Frankly, Jesse didn’t give a shit about the kids. The last fortnight had been devastatingly hot, and it had done Ezra a world of good. The waxy pallor to his features had faded under a crop of freckles, and he’d stolen some of Jesse’s dumbbells to idly lift while he lounged in the sun. He didn’t look ill anymore. He didn’t look frail anymore, despite the crutch and the cast, and the tiredness that still plagued him. Mostly due to the extra energy he needed to walk anywhere and the gruelling physiotherapy sessions five days a week.
“Well, put your stuff away,” he said, teasing the flyaway hair. “It’s dinner time. Want to hobble round the chippie with me?”

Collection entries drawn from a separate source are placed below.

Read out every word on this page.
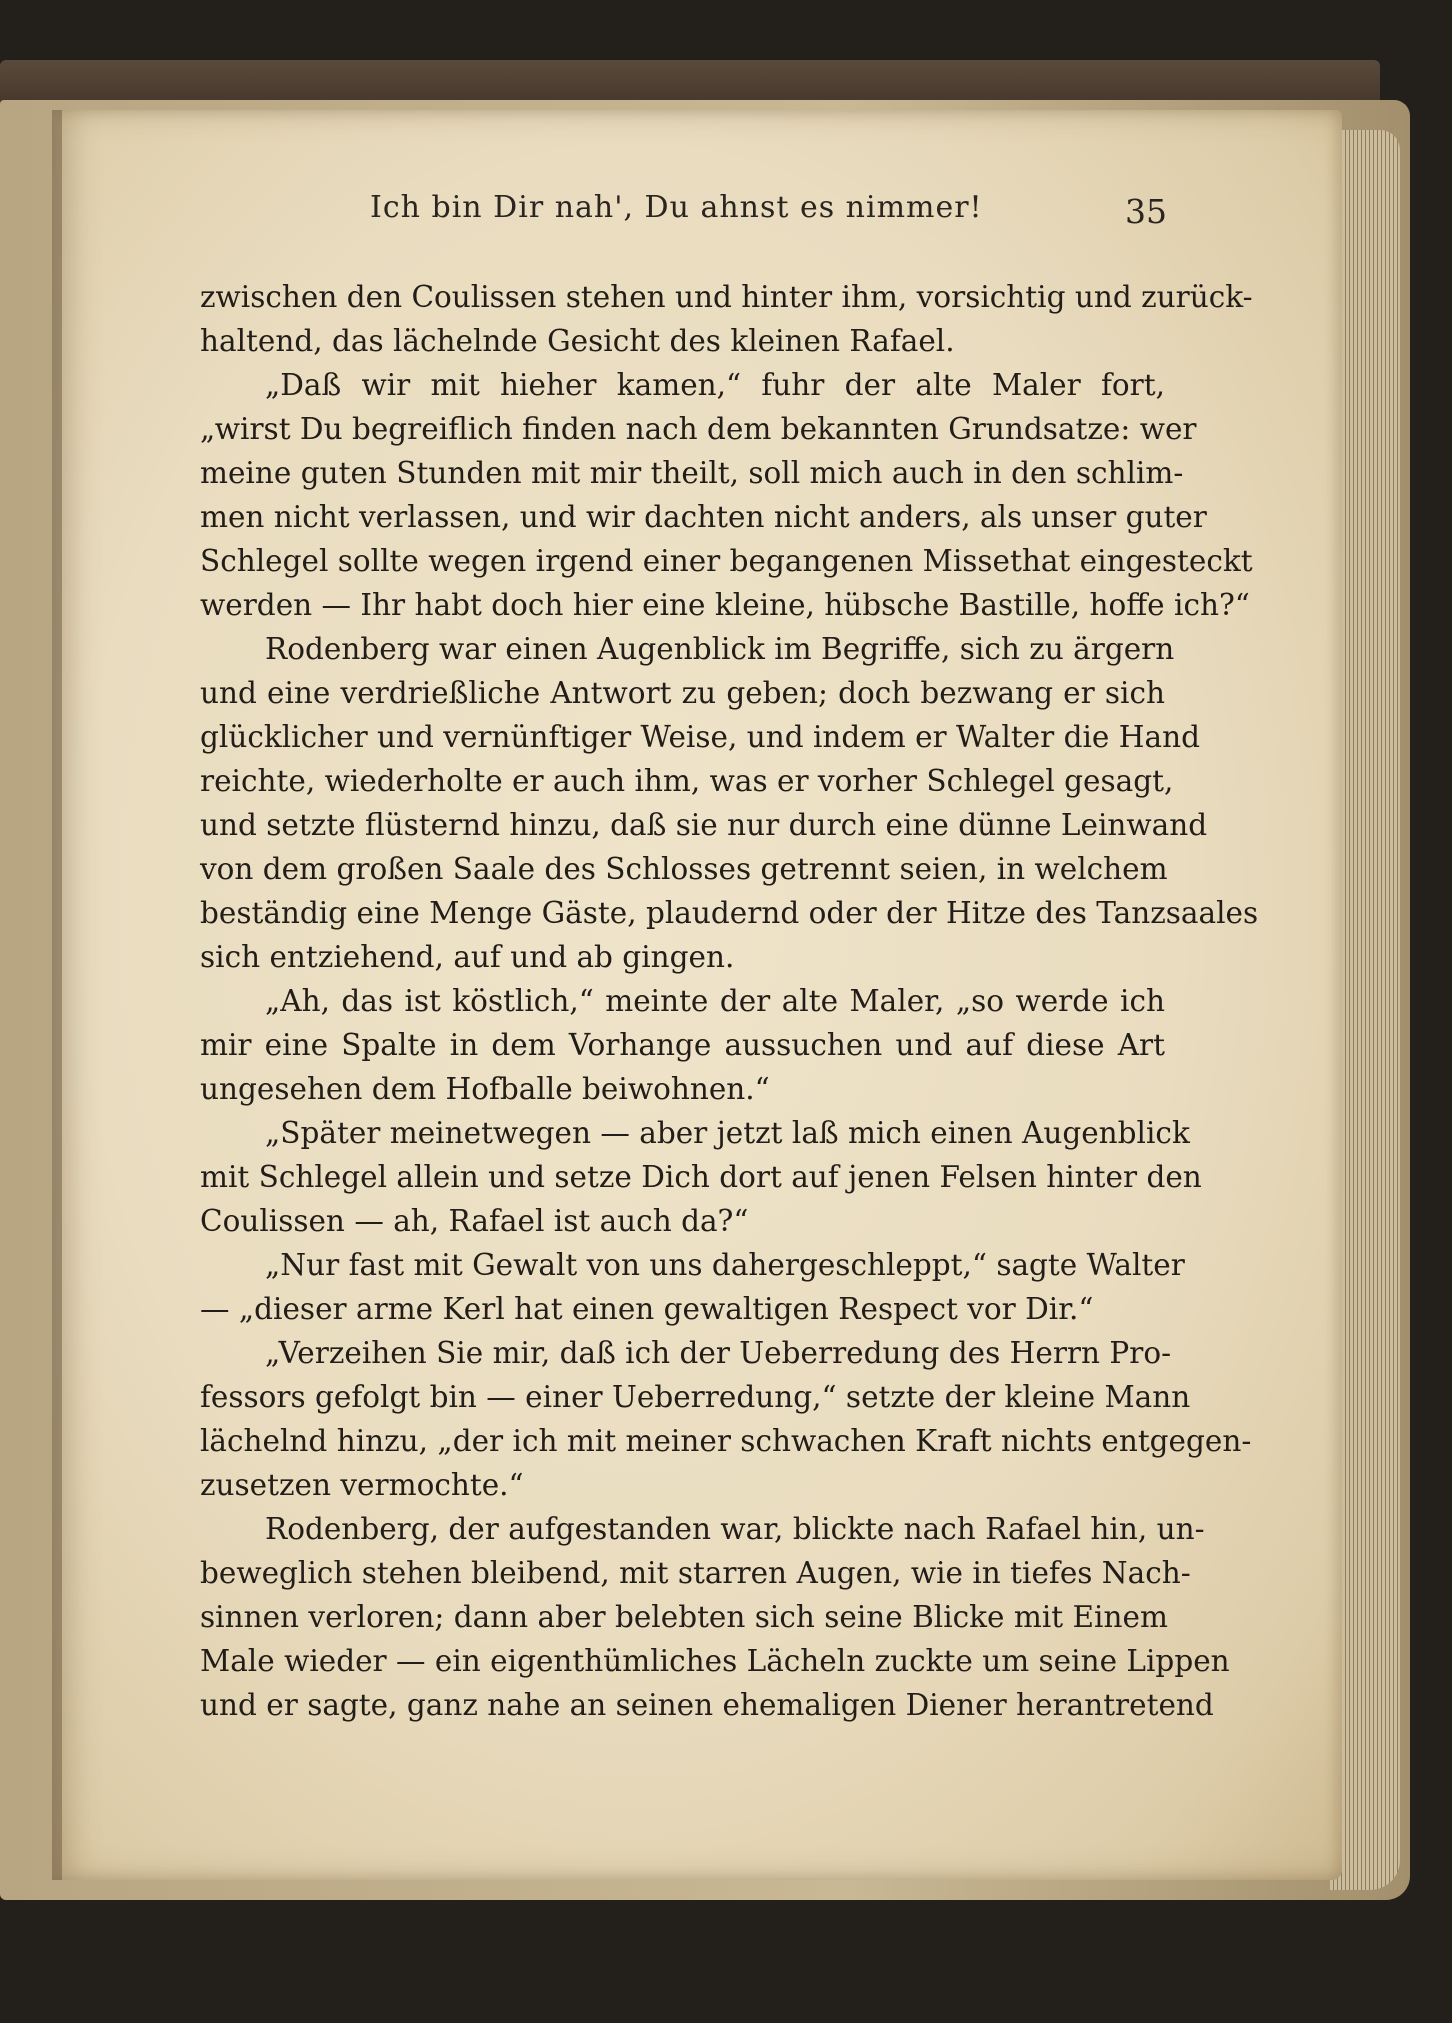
Ich bin Dir nah', Du ahnst es nimmer!	35
zwischen den Coulissen stehen und hinter ihm, vorsichtig und zurück-
haltend, das lächelnde Gesicht des kleinen Rafael.
„Daß wir mit hieher kamen,“ fuhr der alte Maler fort,
„wirst Du begreiflich finden nach dem bekannten Grundsatze: wer
meine guten Stunden mit mir theilt, soll mich auch in den schlim-
men nicht verlassen, und wir dachten nicht anders, als unser guter
Schlegel sollte wegen irgend einer begangenen Missethat eingesteckt
werden — Ihr habt doch hier eine kleine, hübsche Bastille, hoffe ich?“
Rodenberg war einen Augenblick im Begriffe, sich zu ärgern
und eine verdrießliche Antwort zu geben; doch bezwang er sich
glücklicher und vernünftiger Weise, und indem er Walter die Hand
reichte, wiederholte er auch ihm, was er vorher Schlegel gesagt,
und setzte flüsternd hinzu, daß sie nur durch eine dünne Leinwand
von dem großen Saale des Schlosses getrennt seien, in welchem
beständig eine Menge Gäste, plaudernd oder der Hitze des Tanzsaales
sich entziehend, auf und ab gingen.
„Ah, das ist köstlich,“ meinte der alte Maler, „so werde ich
mir eine Spalte in dem Vorhange aussuchen und auf diese Art
ungesehen dem Hofballe beiwohnen.“
„Später meinetwegen — aber jetzt laß mich einen Augenblick
mit Schlegel allein und setze Dich dort auf jenen Felsen hinter den
Coulissen — ah, Rafael ist auch da?“
„Nur fast mit Gewalt von uns dahergeschleppt,“ sagte Walter
— „dieser arme Kerl hat einen gewaltigen Respect vor Dir.“
„Verzeihen Sie mir, daß ich der Ueberredung des Herrn Pro-
fessors gefolgt bin — einer Ueberredung,“ setzte der kleine Mann
lächelnd hinzu, „der ich mit meiner schwachen Kraft nichts entgegen-
zusetzen vermochte.“
Rodenberg, der aufgestanden war, blickte nach Rafael hin, un-
beweglich stehen bleibend, mit starren Augen, wie in tiefes Nach-
sinnen verloren; dann aber belebten sich seine Blicke mit Einem
Male wieder — ein eigenthümliches Lächeln zuckte um seine Lippen
und er sagte, ganz nahe an seinen ehemaligen Diener herantretend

“But the suuuuun,” Ezra whined, tilting his head right back until he was a
lmost looking at Jesse upside-down. Jesse took the hint, and kissed his forehead, nose, chin and finally mouth. “Mm. Well, all right then.”
“Up to it?”
“Watch me, flame-boy.”
The most painful part was watching Ezra get up. Once he was up, he was relatively steady, if still easily tired and occasionally in a degree of pain. But getting up was an exhausting, laborious process—and to top it off, Jesse had been banned by the physiotherapist from helping.
‘He has to manage on his own,’ Tracy had said sternly. ‘Now he can do it, you’re not needed.’
Ezra’s right leg was still a ruin entombed in a cast, and the left weak and wobbly. The ankle was stiff and prone to cramps. The knee was next to useless and the subject of most of the physiotherapy sessions. Tracy still wasn’t sure whether Ezra would ever regain proper use of it, and nobody knew anything at all about the outcome for the right leg once the plaster could be broken open. But Jesse didn’t much care. He was still operating under thankfulness that Ezra was alive and hadn’t got shot of him after that fight.
“All right,” Ezra said, once he’d struggled out of the chair. “Let’s do this.”
“Sure?” Jesse said, locking the back door behind them as Ezra hobbled into the house.
“Stop fussing,” Ezra said, but there was no bite to it, and Jesse leaned in to kiss him as they reached the front door. “Mm. All right, keep fussing, whatever.”
“Knew you’d see it my way,” Jesse said.
The walk round to the takeaway usually took five minutes. It was just the other side of the main road and a cut through an alley that ran between the houses. With Ezra’s limp, it took closer to fifteen, and the faint traces of sweat were darkening his hair at his temples by the time Jesse pushed the door open and held it for him.
“Doing okay?” Jesse asked when Ezra lowered himself with difficulty into one of the plastic chairs.
“Mm.”
“Ez—”
“I’m fine,” Ezra said, and grimaced. “Could do with a couple of painkillers when we get back, though.”
“Tracy go hard on you? Usual, please, Mo,” Jesse asked as the takeaway owner’s teenage son stuck his head out of the kitchen.